Prayer seems to me to be the water of the heart. I can’t really imagine that, however damaged we might be, however estranged from what makes us human, we don’t find that our longings, our terrors, at some time bring us out beyond our own ability to cope, to comprehend, even. In that, there is prayer, impossible though it may be for some of us to name it.
The trouble is, I’ve too often found myself stuck in definitions of prayer that depend upon a model of God’s relationship with humanity that no longer works for me. In God’s own self, God is. I am frail, temporary, contingent. The connecting strand is God’s mercy, not any act or presumption of my own.

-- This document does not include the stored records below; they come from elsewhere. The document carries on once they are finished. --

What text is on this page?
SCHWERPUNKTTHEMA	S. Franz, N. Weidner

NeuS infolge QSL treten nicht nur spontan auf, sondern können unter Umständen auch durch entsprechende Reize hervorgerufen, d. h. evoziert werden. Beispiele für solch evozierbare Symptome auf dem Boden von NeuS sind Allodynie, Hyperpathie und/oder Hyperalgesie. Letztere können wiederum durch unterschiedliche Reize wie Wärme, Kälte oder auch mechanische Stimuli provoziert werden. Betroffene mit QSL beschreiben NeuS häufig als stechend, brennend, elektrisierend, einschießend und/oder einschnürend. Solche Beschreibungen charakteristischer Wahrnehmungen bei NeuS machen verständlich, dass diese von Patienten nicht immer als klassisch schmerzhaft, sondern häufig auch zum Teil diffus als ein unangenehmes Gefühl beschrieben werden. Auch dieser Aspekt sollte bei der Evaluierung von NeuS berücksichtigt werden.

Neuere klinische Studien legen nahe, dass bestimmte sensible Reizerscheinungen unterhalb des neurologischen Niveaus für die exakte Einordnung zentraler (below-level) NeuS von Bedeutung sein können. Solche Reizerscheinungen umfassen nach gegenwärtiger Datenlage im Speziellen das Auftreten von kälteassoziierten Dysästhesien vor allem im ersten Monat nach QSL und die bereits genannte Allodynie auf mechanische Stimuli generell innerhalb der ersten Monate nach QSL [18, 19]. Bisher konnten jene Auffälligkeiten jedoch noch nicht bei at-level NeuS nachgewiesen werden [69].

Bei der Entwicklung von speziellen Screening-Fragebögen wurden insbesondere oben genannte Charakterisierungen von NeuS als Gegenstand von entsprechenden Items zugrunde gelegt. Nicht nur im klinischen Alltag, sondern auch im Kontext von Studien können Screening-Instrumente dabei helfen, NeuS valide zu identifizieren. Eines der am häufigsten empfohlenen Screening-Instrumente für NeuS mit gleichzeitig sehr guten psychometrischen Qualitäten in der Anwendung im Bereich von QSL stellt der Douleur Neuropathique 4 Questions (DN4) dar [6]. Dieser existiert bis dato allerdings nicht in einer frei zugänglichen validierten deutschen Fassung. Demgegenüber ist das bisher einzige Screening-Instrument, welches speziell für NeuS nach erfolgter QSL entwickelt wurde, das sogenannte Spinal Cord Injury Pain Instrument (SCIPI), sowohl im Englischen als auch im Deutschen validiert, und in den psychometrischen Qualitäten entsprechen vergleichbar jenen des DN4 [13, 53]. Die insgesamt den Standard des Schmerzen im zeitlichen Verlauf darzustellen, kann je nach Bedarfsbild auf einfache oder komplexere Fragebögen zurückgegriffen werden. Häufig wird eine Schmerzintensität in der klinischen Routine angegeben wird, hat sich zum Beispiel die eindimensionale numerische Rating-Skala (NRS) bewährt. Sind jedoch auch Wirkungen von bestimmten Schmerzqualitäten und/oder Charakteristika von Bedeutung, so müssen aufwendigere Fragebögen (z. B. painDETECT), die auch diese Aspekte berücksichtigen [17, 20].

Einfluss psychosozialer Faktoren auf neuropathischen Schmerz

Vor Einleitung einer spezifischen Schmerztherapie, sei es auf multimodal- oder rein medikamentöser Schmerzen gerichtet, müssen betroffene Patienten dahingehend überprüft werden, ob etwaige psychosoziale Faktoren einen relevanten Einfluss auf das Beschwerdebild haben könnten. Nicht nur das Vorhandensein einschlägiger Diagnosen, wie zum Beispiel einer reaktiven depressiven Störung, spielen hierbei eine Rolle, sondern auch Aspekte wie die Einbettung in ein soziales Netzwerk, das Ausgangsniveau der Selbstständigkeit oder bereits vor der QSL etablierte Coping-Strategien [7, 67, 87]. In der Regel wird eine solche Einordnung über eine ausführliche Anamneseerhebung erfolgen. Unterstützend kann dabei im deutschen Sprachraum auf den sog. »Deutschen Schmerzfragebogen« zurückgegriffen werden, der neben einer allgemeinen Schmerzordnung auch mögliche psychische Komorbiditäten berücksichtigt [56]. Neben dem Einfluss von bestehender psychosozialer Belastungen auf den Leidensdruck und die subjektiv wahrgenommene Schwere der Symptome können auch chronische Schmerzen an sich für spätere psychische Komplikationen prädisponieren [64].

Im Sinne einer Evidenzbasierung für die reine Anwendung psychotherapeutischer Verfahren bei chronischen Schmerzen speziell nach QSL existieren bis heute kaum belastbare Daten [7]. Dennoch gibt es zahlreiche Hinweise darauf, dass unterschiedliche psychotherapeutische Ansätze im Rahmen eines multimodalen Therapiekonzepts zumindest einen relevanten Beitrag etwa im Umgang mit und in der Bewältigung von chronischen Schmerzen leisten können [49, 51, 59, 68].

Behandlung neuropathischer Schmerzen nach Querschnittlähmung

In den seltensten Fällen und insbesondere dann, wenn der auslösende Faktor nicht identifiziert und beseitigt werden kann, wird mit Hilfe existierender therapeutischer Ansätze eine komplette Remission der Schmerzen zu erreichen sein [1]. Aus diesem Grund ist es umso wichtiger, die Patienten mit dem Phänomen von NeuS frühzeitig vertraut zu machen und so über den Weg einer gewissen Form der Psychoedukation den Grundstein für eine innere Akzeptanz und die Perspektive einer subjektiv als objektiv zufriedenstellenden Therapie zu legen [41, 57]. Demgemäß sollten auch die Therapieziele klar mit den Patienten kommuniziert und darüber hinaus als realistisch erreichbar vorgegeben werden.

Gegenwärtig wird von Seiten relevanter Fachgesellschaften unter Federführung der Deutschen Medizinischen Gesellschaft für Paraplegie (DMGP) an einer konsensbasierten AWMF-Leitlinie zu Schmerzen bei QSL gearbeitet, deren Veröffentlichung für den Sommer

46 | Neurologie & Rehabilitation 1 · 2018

There is something that connects us, to God and to each other, and to all of creation, that Quakers describe as “that of God in everyone.” The light in the eyes of another human, in the eyes of an animal too, that beauty that is there in life, and which ceases so certainly in death – that is pure gift, the creature’s own entire and precious isness, a little fleck of the istigkeit of God. Perhaps there are a very few in any age who know this so perfectly that they become so caught up in that shared quality of being that they are somehow more than, and yet most fully, human. Perhaps Christ is that identity new-born, a bridge where a ferry used to be. Prayer that is the heart’s true voice will cause that bridge to spring into being, the indwelling Christ born within the human heart, whatever name it might know him by.
I think that inside all true prayer there is a core of silence. We may be aware of crying out to God, railing against God, imploring or denying God; and yet deep inside there is the unknowing, the contact of the speechless with the indescribable. Maybe silence is the truest prayer. The words are just our way of telling ourselves about it, however we may intend them. If God is God, then there are no secrets between us (Romans 8.26-27), and words are neither needed nor possible, in the end.